Une ébauche de liste, très peu détaillée, a été dévoilée en 2023 par le gouvernement français. Mais d’autres livrets plus précis existent déjà, édités par l’Union européenne, l’Allemagne, la Suède, ou encore la Croix-Rouge française. L’association, qui a publié son guide en 2024, conseille avant tout de mener l’exercice dans l’ordre des priorités vitales : d’abord s’hydrater, puis se nourrir, avant de se soigner, de se protéger et de se signaler.
Les secouristes conseillent ainsi de prévoir, dans des gourdes ou des bouteilles, au moins trois litres d’eau par jour et par personne. Côté nourriture, le guide officiel de survie suédois, publié en 2024, préconise une alimentation "rassasiante, riche en énergie et pouvant être stockée à température ambiante". Autant de vivres qui, précise ce même document "doivent pouvoir être préparés rapidement, exigent peu d’eau ou sont directement comestibles". Le livret allemand, publié dès 2018, souligne que ces provisions doivent être adaptées aux cas où réfrigérateurs et fours tombent en panne faute d’énergie. Il faut donc s’assurer que "ces aliments peuvent être mangés froids".
Un critère central : la date de péremption
Quels produits peuvent alors répondre à l’ensemble de ces conseils ? Méfiez-vous des "sacs gouvernementaux" prêts à l’emploi, vendus en ligne plusieurs centaines d’euros par des entreprises peu scrupuleuses qui proposent des rations militaires et autres desserts riches en protéines. Autant de références que l’on peut trouver facilement et moins cher dans les supermarchés classiques, entre les barres repas protéinées pouvant être conservées pendant neuf mois, ou même des plats cuisinés peu volumineux. L’armée française, dans ses rations de combat, prévoit par exemple du tajine de poulet, du canard aux olives ou encore du cassoulet en barquettes sous vide, avec des dates de péremption supérieures à deux ans.
La durée de conservation est évidemment un critère central de cette opération. En France, deux types d’étiquetage coexistent. Les aliments les plus sensibles, comme les viandes fraîches ou les plats préparés réfrigérés, se voient attribuer une date limite de consommation (DLM). Une indication à respecter impérativement si l’on ne veut pas jouer avec sa santé. Les plus prudents miseront même sur des produits bénéficiant d’une date de durabilité minimale (DDM). Dans ce cas, "une fois la date passée, la denrée peut avoir perdu une partie de ses qualités spécifiques, sans pour autant présenter un risque pour celui qui le consommerait", rappelle le ministère de l’Economie.
La plupart des aliments secs comme le riz, les pâtes, les lentilles, les amandes, la farine ou le chocolat peuvent être facilement consommés plusieurs années après cette DDM. Il en va de même pour les pots pour bébés, les conserves de légumes, de poisson ou de raviolis.
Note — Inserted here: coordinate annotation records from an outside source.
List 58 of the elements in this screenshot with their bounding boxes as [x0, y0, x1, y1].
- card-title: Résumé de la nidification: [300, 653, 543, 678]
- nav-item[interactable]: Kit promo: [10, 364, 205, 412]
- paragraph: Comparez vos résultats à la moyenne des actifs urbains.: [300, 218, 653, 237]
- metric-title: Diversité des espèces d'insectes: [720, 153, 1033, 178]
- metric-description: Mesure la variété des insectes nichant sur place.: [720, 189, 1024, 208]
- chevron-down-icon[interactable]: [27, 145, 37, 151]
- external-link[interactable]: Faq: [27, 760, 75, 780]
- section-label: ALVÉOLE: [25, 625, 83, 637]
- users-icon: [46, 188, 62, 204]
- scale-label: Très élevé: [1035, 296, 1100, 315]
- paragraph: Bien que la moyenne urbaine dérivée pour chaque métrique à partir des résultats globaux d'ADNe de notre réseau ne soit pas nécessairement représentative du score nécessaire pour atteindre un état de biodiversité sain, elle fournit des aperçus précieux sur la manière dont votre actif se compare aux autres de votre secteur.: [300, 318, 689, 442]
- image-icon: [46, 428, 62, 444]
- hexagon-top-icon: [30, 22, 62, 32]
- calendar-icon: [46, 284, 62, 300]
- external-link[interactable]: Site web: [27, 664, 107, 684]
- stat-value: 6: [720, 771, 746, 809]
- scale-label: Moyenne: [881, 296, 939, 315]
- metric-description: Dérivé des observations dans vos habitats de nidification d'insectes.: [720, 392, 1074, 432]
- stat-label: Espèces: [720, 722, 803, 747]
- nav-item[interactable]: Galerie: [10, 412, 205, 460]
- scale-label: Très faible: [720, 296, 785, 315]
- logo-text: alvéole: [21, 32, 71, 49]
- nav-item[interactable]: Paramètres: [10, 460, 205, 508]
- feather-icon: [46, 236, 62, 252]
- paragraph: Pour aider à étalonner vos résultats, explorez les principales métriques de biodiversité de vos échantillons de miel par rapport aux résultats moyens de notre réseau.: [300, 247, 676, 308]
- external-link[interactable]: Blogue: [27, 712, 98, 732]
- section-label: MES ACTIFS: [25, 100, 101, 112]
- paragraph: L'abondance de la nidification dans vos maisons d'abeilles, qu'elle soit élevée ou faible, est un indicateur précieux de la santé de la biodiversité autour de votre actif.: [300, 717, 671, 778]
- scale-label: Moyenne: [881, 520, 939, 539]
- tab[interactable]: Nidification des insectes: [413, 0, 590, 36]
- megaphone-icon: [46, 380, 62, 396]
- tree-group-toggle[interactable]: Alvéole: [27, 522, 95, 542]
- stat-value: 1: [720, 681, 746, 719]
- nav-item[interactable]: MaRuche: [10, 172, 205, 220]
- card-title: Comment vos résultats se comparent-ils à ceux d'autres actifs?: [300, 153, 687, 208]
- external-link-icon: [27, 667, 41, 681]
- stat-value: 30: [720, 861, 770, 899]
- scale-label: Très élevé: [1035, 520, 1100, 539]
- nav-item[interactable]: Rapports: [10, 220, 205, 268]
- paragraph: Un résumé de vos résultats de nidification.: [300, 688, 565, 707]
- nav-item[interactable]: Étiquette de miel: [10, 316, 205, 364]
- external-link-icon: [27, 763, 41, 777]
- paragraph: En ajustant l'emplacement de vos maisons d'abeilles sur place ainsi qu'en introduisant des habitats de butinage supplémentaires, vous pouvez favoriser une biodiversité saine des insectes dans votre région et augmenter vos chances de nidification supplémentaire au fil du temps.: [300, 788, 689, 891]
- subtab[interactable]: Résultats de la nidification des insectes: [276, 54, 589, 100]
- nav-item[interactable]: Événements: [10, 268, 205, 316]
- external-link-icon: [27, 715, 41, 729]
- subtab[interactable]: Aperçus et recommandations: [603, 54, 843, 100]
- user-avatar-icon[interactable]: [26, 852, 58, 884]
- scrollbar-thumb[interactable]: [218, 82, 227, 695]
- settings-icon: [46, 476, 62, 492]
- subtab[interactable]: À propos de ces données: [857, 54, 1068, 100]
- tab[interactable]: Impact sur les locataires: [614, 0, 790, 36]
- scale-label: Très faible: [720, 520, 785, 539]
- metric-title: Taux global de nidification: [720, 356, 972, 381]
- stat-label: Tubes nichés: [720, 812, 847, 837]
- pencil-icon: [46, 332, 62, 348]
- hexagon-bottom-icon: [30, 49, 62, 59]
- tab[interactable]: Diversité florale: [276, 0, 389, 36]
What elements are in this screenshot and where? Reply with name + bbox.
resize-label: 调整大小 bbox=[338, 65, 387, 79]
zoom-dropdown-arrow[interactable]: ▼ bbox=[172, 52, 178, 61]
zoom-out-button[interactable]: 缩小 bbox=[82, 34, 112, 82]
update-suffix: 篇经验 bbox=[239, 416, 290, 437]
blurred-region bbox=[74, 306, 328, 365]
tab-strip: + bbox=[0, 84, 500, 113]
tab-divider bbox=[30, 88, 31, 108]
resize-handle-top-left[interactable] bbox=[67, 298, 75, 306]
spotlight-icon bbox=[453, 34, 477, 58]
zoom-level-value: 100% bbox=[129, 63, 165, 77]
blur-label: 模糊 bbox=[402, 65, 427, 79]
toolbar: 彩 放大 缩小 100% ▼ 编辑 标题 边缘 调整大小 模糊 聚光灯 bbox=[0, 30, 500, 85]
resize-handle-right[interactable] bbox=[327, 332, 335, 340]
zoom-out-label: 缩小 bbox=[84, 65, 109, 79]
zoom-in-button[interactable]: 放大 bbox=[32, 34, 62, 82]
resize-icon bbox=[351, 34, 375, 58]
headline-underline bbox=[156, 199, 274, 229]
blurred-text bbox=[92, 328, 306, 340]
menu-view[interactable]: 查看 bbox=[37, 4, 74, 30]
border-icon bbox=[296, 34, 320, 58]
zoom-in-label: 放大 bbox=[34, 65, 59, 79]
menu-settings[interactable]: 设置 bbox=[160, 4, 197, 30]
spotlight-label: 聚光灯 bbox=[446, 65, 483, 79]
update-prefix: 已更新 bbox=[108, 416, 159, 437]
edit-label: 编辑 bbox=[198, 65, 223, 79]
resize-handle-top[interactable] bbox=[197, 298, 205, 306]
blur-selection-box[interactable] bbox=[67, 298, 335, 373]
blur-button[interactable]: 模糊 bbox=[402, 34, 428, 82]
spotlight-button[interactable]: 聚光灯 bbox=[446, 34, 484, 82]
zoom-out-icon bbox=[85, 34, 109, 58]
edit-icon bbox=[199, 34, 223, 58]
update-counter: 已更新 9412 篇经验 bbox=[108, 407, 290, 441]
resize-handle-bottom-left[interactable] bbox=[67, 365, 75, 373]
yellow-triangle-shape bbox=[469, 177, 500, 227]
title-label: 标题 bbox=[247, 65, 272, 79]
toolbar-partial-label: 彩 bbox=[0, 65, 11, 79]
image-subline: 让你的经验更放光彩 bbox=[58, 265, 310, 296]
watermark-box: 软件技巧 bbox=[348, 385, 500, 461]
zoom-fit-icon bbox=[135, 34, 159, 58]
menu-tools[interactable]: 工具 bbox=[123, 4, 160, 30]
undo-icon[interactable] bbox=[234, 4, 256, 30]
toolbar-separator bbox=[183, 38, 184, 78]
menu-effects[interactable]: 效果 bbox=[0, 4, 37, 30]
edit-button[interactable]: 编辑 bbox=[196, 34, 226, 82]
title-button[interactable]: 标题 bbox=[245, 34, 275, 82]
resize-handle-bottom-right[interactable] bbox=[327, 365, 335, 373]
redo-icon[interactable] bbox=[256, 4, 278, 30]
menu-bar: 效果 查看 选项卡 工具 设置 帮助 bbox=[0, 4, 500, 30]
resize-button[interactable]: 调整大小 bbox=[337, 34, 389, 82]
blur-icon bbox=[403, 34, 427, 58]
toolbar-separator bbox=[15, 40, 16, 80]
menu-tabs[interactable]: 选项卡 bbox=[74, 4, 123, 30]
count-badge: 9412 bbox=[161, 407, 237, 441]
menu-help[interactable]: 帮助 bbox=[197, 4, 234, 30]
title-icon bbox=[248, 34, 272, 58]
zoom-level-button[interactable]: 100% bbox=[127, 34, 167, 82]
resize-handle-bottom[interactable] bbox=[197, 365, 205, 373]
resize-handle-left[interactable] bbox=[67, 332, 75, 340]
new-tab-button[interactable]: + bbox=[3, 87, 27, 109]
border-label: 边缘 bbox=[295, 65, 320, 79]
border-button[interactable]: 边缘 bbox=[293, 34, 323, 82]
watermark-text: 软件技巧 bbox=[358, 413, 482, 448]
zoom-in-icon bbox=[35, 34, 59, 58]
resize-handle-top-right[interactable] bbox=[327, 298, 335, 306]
Principal conseil dans ce cas : faites attention à l’intégrité de l’emballage. "Toute trace d’altération telle que déformation, traces de rouille, bombage, etc., peut révéler une altération du produit", souligne Bercy. La règle vaut aussi pour les conserves maison, les pâtés ou les confitures.
Pensez aux médicaments
Quant aux quantités, le guide sur lequel travaille l’Union européenne prévoit trois jours d’autonomie, quand le guide allemand en préconise seulement deux.
Quoi qu’il en soit, pensez à ajouter à ces provisions quelques médicaments de base, une trousse de premiers secours, des outils simples, mais aussi une radio munie de piles. Cela vous permettra "de suivre les conseils des autorités", comme le rappelle la Croix-Rouge française. L’association rappelle aussi que la préparation aux crises doit se réfléchir en famille. Une occasion, sans faire peur aux enfants, de les sensibiliser aux enjeux climatiques et géopolitiques, voire de les encourager à se former aux gestes qui sauvent.